# Building a Deep Neural Network from Scratch Using NumPy

## Activation Functions

**Sigmoid**: Useful for probabilities but may suffer from vanishing gradients.

**ReLU**: Commonly used due to simplicity and efficiency.

In [1]:
import numpy as np

# Activation Functions
def sigmoid(x):
    return 1 / (1 + np.exp(-x))


In [2]:
def sigmoid_derivative(x):
    return sigmoid(x) * (1 - sigmoid(x))

In [3]:
def relu(x):
    return np.maximum(0, x)


In [4]:
def relu_derivative(x):
    return (x > 0).astype(float)


## Loss Function

In [5]:
# Loss Function
def mean_squared_error(y_true, y_pred):
    return np.mean((y_true - y_pred) ** 2)


In [6]:
def mse_derivative(y_true, y_pred):
    return -2 * (y_true - y_pred) / y_true.size

## Neural Network

In [7]:
# Neural Network Class
class DeepNeuralNetwork:
    def __init__(self, layers, activation="relu"):
        self.layers = layers
        self.activation = activation
        self.weights = []
        self.biases = []

        # Initialize weights and biases
        for i in range(len(layers) - 1):
            self.weights.append(np.random.randn(layers[i], layers[i + 1]) * 0.1)
            self.biases.append(np.zeros((1, layers[i + 1])))

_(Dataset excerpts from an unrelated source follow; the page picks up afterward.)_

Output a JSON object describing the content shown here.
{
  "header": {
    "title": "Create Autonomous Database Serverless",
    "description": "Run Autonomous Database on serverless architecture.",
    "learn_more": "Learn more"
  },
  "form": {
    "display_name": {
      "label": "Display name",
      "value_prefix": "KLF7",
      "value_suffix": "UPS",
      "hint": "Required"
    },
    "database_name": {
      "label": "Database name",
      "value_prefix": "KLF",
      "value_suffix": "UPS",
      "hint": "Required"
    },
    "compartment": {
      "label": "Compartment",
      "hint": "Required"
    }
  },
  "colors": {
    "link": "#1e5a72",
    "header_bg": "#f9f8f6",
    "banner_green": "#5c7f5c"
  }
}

    def _activate(self, x):
        return relu(x) if self.activation == "relu" else sigmoid(x)

    def _activate_derivative(self, x):
        return relu_derivative(x) if self.activation == "relu" else sigmoid_derivative(x)

    def forward(self, x):
        activations = [x]
        zs = []

        for w, b in zip(self.weights, self.biases):
            z = np.dot(activations[-1], w) + b
            zs.append(z)
            activation = self._activate(z)
            activations.append(activation)

        return activations, zs

    def backward(self, activations, zs, y_true):
        grad_weights = []
        grad_biases = []

        # Compute output layer error
        delta = mse_derivative(y_true, activations[-1]) * self._activate_derivative(zs[-1])

        # Backpropagate
        for i in range(len(self.layers) - 2, -1, -1):
            grad_weights.insert(0, np.dot(activations[i].T, delta))
            grad_biases.insert(0, np.sum(delta, axis=0, keepdims=True))
            if i != 0:
                delta = np.dot(delta, self.weights[i].T) * self._activate_derivative(zs[i - 1])

        return grad_weights, grad_biases

    def update_params(self, grad_weights, grad_biases, lr):
        for i in range(len(self.weights)):
            self.weights[i] -= lr * grad_weights[i]
            self.biases[i] -= lr * grad_biases[i]

    def fit(self, x, y, epochs=1000, lr=0.01):
        for epoch in range(epochs):
            activations, zs = self.forward(x)
            loss = mean_squared_error(y, activations[-1])
            grad_weights, grad_biases = self.backward(activations, zs, y)
            self.update_params(grad_weights, grad_biases, lr)

            if epoch % 100 == 0:
                print(f"Epoch {epoch}, Loss: {loss:.4f}")

    def predict(self, x):
        activations, _ = self.forward(x)
        return activations[-1]

## Trying

In [10]:
np.random.seed(42)
x = np.random.rand(500, 2)
y = (x[:, 0] + x[:, 1] > 1).astype(int).reshape(-1, 1)

In [12]:
# Normalize input data
x = (x - x.mean(axis=0)) / x.std(axis=0)

In [13]:
# Define and train the model
model = DeepNeuralNetwork(layers=[2, 8, 8, 1], activation="relu")
model.fit(x, y, epochs=1000, lr=0.01)

Epoch 0, Loss: 0.4649
Epoch 100, Loss: 0.2484
Epoch 200, Loss: 0.2414
Epoch 300, Loss: 0.2360
Epoch 400, Loss: 0.2269
Epoch 500, Loss: 0.2099
Epoch 600, Loss: 0.1788
Epoch 700, Loss: 0.1335
Epoch 800, Loss: 0.0910
Epoch 900, Loss: 0.0694


In [14]:
# Make predictions
predictions = model.predict(x)
predictions = (predictions > 0.5).astype(int)
accuracy = np.mean(predictions == y)
print(f"Accuracy: {accuracy:.2f}")

Accuracy: 0.97